Ersizlerdere kayalıkları Zirvesi Rakım 1192. Çuha Doruğu Rakım 1000. Ecevit Doruğu Rakım 1100.  Görebildiğin her yer ayağının altında. Tepeler birbiri ardına sıralanmış. Karacehennem Kayalıkları uzaktan zirvedekileri selamlarcasına duruş sergiliyor. Küre ilçesinin tepesini görebiliyorsunuz. Küre Dağlarını ve tepelerini, tepelerin üstlerini tek tek sayabiliyorsunuz. Küre dağlarındaki çam ağaçlarının sıralanışı, aralardaki köknar yapraklarının tonları size yaşanabilecek bölgenin kendisi olduğunu bir kez daha ispatlıyor. Ersizlerdere kayalıklarının diğer zirvesine taş atsanız ulaşacak kadar yakınsınız. Buradan Ecevit Doruğunu, Çuha Doruğunu, Karacehennem Doruğunu çok rahat izleyebiliyorsunuz. 

 Karacehennem deresi boyunca uzanan HES kanalına ve barajına dökülen betonun çirkinliğini görebiliyorsunuz.
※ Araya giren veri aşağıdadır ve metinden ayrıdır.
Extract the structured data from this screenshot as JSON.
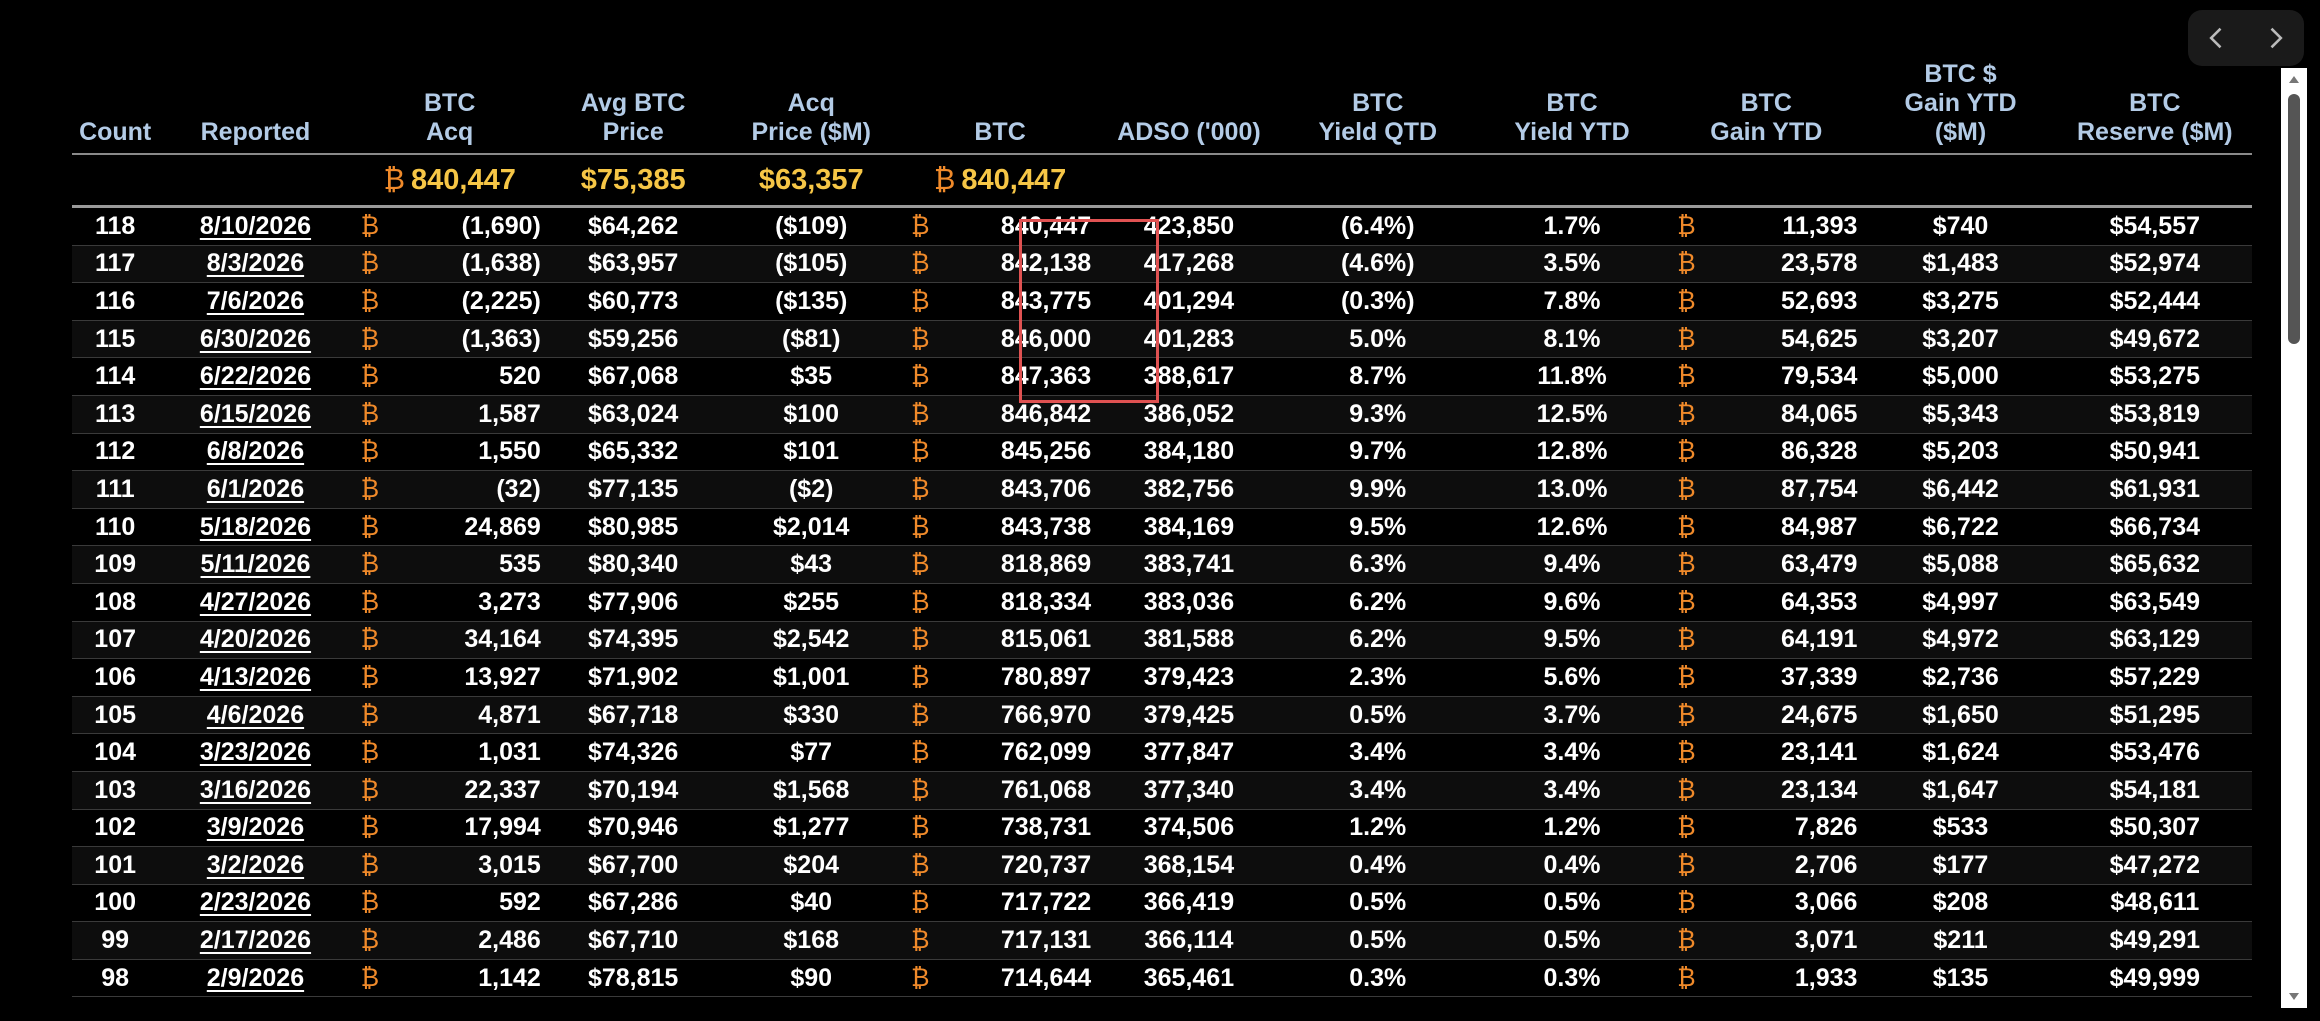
{
  "nav": {
    "prev_icon": "chevron-left-icon",
    "next_icon": "chevron-right-icon"
  },
  "btc_symbol": "₿",
  "colors": {
    "accent": "#f6c646",
    "symbol": "#f08a2a",
    "header": "#b3cbe6",
    "highlight": "#e05252"
  },
  "headers": [
    "Count",
    "Reported",
    "BTC\nAcq",
    "Avg BTC\nPrice",
    "Acq\nPrice ($M)",
    "BTC",
    "ADSO ('000)",
    "BTC\nYield QTD",
    "BTC\nYield YTD",
    "BTC\nGain YTD",
    "BTC $\nGain YTD\n($M)",
    "BTC\nReserve ($M)"
  ],
  "totals": {
    "btc_acq": "840,447",
    "avg_price": "$75,385",
    "acq_price": "$63,357",
    "btc": "840,447"
  },
  "rows": [
    [
      "118",
      "8/10/2026",
      "(1,690)",
      "$64,262",
      "($109)",
      "840,447",
      "423,850",
      "(6.4%)",
      "1.7%",
      "11,393",
      "$740",
      "$54,557"
    ],
    [
      "117",
      "8/3/2026",
      "(1,638)",
      "$63,957",
      "($105)",
      "842,138",
      "417,268",
      "(4.6%)",
      "3.5%",
      "23,578",
      "$1,483",
      "$52,974"
    ],
    [
      "116",
      "7/6/2026",
      "(2,225)",
      "$60,773",
      "($135)",
      "843,775",
      "401,294",
      "(0.3%)",
      "7.8%",
      "52,693",
      "$3,275",
      "$52,444"
    ],
    [
      "115",
      "6/30/2026",
      "(1,363)",
      "$59,256",
      "($81)",
      "846,000",
      "401,283",
      "5.0%",
      "8.1%",
      "54,625",
      "$3,207",
      "$49,672"
    ],
    [
      "114",
      "6/22/2026",
      "520",
      "$67,068",
      "$35",
      "847,363",
      "388,617",
      "8.7%",
      "11.8%",
      "79,534",
      "$5,000",
      "$53,275"
    ],
    [
      "113",
      "6/15/2026",
      "1,587",
      "$63,024",
      "$100",
      "846,842",
      "386,052",
      "9.3%",
      "12.5%",
      "84,065",
      "$5,343",
      "$53,819"
    ],
    [
      "112",
      "6/8/2026",
      "1,550",
      "$65,332",
      "$101",
      "845,256",
      "384,180",
      "9.7%",
      "12.8%",
      "86,328",
      "$5,203",
      "$50,941"
    ],
    [
      "111",
      "6/1/2026",
      "(32)",
      "$77,135",
      "($2)",
      "843,706",
      "382,756",
      "9.9%",
      "13.0%",
      "87,754",
      "$6,442",
      "$61,931"
    ],
    [
      "110",
      "5/18/2026",
      "24,869",
      "$80,985",
      "$2,014",
      "843,738",
      "384,169",
      "9.5%",
      "12.6%",
      "84,987",
      "$6,722",
      "$66,734"
    ],
    [
      "109",
      "5/11/2026",
      "535",
      "$80,340",
      "$43",
      "818,869",
      "383,741",
      "6.3%",
      "9.4%",
      "63,479",
      "$5,088",
      "$65,632"
    ],
    [
      "108",
      "4/27/2026",
      "3,273",
      "$77,906",
      "$255",
      "818,334",
      "383,036",
      "6.2%",
      "9.6%",
      "64,353",
      "$4,997",
      "$63,549"
    ],
    [
      "107",
      "4/20/2026",
      "34,164",
      "$74,395",
      "$2,542",
      "815,061",
      "381,588",
      "6.2%",
      "9.5%",
      "64,191",
      "$4,972",
      "$63,129"
    ],
    [
      "106",
      "4/13/2026",
      "13,927",
      "$71,902",
      "$1,001",
      "780,897",
      "379,423",
      "2.3%",
      "5.6%",
      "37,339",
      "$2,736",
      "$57,229"
    ],
    [
      "105",
      "4/6/2026",
      "4,871",
      "$67,718",
      "$330",
      "766,970",
      "379,425",
      "0.5%",
      "3.7%",
      "24,675",
      "$1,650",
      "$51,295"
    ],
    [
      "104",
      "3/23/2026",
      "1,031",
      "$74,326",
      "$77",
      "762,099",
      "377,847",
      "3.4%",
      "3.4%",
      "23,141",
      "$1,624",
      "$53,476"
    ],
    [
      "103",
      "3/16/2026",
      "22,337",
      "$70,194",
      "$1,568",
      "761,068",
      "377,340",
      "3.4%",
      "3.4%",
      "23,134",
      "$1,647",
      "$54,181"
    ],
    [
      "102",
      "3/9/2026",
      "17,994",
      "$70,946",
      "$1,277",
      "738,731",
      "374,506",
      "1.2%",
      "1.2%",
      "7,826",
      "$533",
      "$50,307"
    ],
    [
      "101",
      "3/2/2026",
      "3,015",
      "$67,700",
      "$204",
      "720,737",
      "368,154",
      "0.4%",
      "0.4%",
      "2,706",
      "$177",
      "$47,272"
    ],
    [
      "100",
      "2/23/2026",
      "592",
      "$67,286",
      "$40",
      "717,722",
      "366,419",
      "0.5%",
      "0.5%",
      "3,066",
      "$208",
      "$48,611"
    ],
    [
      "99",
      "2/17/2026",
      "2,486",
      "$67,710",
      "$168",
      "717,131",
      "366,114",
      "0.5%",
      "0.5%",
      "3,071",
      "$211",
      "$49,291"
    ],
    [
      "98",
      "2/9/2026",
      "1,142",
      "$78,815",
      "$90",
      "714,644",
      "365,461",
      "0.3%",
      "0.3%",
      "1,933",
      "$135",
      "$49,999"
    ]
  ]
}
Alttaki köylere, ağaçlara, İpisne düzlüğünde otlayan ineklere, ana yoldan geçen araçlara artık tamamen kuş bakışı bakıyorsunuz.
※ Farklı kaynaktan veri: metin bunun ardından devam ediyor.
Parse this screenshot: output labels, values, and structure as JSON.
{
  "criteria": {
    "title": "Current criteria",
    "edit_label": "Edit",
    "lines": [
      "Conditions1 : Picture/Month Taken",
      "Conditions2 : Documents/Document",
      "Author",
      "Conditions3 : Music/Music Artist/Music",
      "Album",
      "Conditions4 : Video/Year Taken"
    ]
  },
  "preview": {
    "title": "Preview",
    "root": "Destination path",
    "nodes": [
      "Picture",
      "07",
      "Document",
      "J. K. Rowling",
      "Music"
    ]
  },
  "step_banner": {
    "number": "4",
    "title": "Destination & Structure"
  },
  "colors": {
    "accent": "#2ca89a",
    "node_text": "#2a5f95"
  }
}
Rehberimiz Fatih yüksekliğimizin oranını göstermek için bir sonraki kayalıktan dürbün ile denizin görüldüğünü belirtiyor. 

Doğasever gençler iki taşın arasına ateş yakıp sucuk ekmek yaptı ve herkese dağıttı.

 Zirveden manzaranın doyulmazlığını yaşayan doğaseverler bayrak açarak bu anı ölümsüzleştirdiler.

Abana Gezginleri filaması ve bayrağı ile poz vererek zirveye adım atamayı ölümsüzleştirdiler.

Buradaki dinlenceden sonra dönüş güzergahındaki manzara daha başka güzelliklerin yaşanmasına yol açtı. Ersizlerdere kanyonunun devamında seyreden kayalıkların üzerindeki yürüyüş yolu bir süre sonra ormanlık alanda devam etti. Kocaman gövdesi ile kar ve rüzgârın şiddetine dayamayıp yıkılan çam ağaçları arasından yapılan dönüş yürüyüşü başka bir keyifli ve muhteşemdi. Ağaçların arasında ki toprak örtüsü hiç görülmeyecek kadar kurumuş yaprakla kaplıydı. Bazı gürgen ağaçlarında büyüyen mantar diğer canlıların büyümesi için boy vermişti. Gürgen ağacından dökülen sapsarı yaprakların süslediği köknar ve çam fidanları çevreye farklı bir güzellik katmıştı.

Dönüş yürüyüşü bittikten sonra Ersizlerdere Köyü’nde ki Emin Usta’nın yerinde tereyağlı ecevit çorbası günün bütün yorgunluğunu giderdi.   

İnebolu ,Abana ve Bozkurt’tan gelen yaklaşık 50 kişilik doğasever grup 1192 metre yüksekliğindeki Ersizlerdere kayalıkları zirvesine çıkmak için 10762 adım attı.